We can read a file and stream the file contents to stdout:

var fs = require('fs')

fs.createReadStream('greetz.txt')
  .pipe(process.stdout)

$ echo beep boop > greetz.txt
$ node greetz.js
beep boop

now let's transform the data before we print it out!


fs

You can chain .pipe() calls together just like the | operator in bash:

var fs = require('fs')

fs.createReadStream('greetz.txt')
  .pipe(...)
  .pipe(process.stdout)

Transform strings to uppercase

Let's transform strings to uppercase.

var fs = require('fs')
var through = require('through2') // ☛ uses this module

fs.createReadStream('greetz.txt')
  .pipe(through(toUpper)) // ☛ just pass through `through`
  .pipe(process.stdout)

function toUpper (buf, enc, next) { // ☛ buf is for NodeJS Buffer, binary represantation of data
  // you can just ignore enc (encoding)
  // next is what you want to do with the next piece of data ↴
  next(null, buf.toString().toUpperCase()) // ☛ null is for the error, buf.toString(..) is the next piece of data we want to send out to our stream
  // in _this_ format the output has to be a buffer or a string
}

Question: Why do you need to add through2 and not pipe directly?
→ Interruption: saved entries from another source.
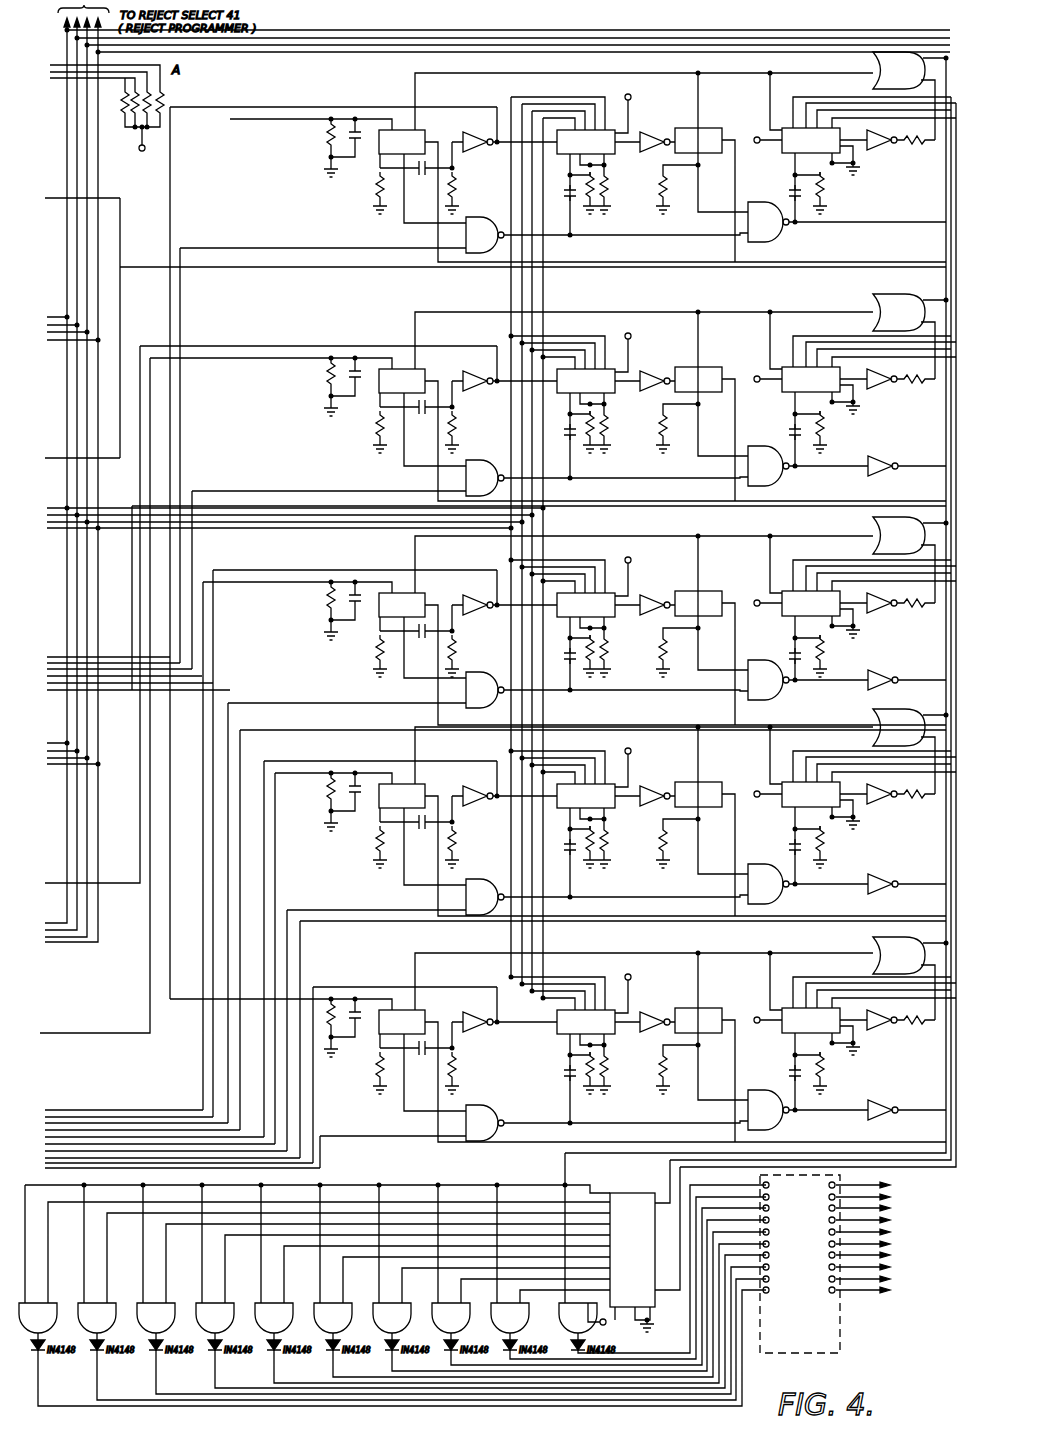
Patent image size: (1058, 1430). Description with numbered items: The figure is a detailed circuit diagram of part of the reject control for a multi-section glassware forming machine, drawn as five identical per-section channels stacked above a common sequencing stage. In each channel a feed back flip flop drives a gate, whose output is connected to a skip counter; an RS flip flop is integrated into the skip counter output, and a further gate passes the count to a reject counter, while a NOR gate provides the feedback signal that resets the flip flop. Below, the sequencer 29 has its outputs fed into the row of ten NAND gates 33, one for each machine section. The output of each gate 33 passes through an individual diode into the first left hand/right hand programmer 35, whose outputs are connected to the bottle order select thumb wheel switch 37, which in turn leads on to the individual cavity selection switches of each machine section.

The sequencer 29 is at (655, 1258).
The gates 33 is at (315, 1258).
The first left hand/right hand programmer 35 is at (807, 1243).
The bottle order select thumb wheel switch 37 is at (891, 1243).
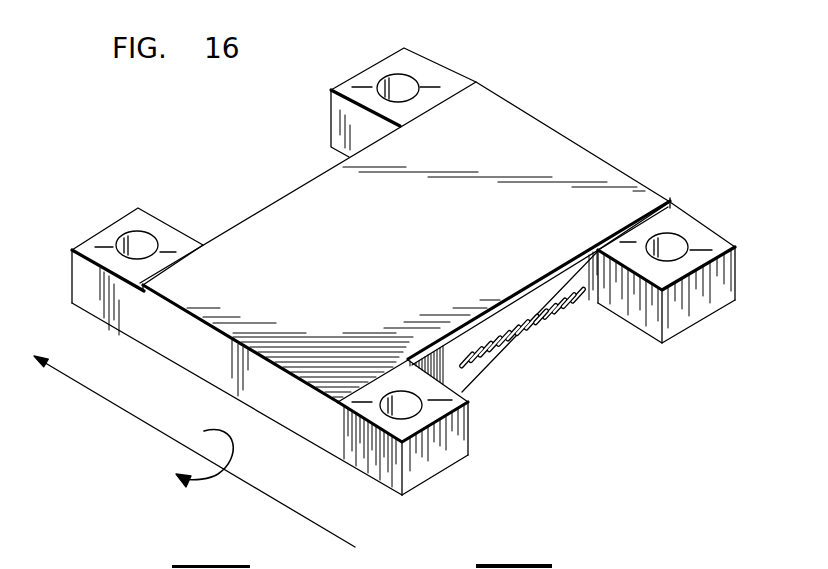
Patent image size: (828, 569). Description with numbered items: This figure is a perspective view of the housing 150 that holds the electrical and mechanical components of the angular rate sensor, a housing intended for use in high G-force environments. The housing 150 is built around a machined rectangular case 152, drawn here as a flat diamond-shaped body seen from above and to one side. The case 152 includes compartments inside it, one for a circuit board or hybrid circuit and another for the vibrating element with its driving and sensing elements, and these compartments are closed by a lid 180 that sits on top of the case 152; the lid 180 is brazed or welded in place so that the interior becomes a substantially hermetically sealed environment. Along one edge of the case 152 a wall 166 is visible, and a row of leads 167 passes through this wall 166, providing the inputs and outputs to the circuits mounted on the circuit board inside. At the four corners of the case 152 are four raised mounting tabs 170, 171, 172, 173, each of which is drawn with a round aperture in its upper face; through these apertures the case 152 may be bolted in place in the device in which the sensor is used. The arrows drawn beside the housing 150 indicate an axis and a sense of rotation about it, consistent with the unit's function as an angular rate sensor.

  • through2 helps to transform our function to a stream. My note: reminds me of functors

All of the above works on chunks of data, that can be of any size. We cannot have assumption about the size of the data. It's up to the operating system. There are ways to manually chunk data (we'll see later).

You can use other library than through2 or even core modules, but he prefers to use this library.

Question: Is it better to use userland packages or core NodeJS modules?

  • He suggests to work with userland packages, they are nice to use. Less boilerplate.

Or he prefers to use readableStream module and not the core, because the core can change with a NodeJS update and break things (e.g. your users having different versions of NodeJS installed). Then you can explicit versioning control. In general, better to use packages and/with semantic versioning.


Reading from stdin instead of a file

stdin

Instead of reading from a file, we could read from stdin. In this case, your input can be the output of another program and not a file!

var through = require('through2');

process.stdin // ☛ just replace this
  .pipe(through(toUpper))
  .pipe(process.stdout)

function toUpper (buf, enc, next) {
  next(null, buf.toString().toUpperCase())
}

Then, he just starts up his program $ node loud.js and whatever he writes in the console is transformed to uppercase. Or $ <loud.js node loud.js pipe a file into the program.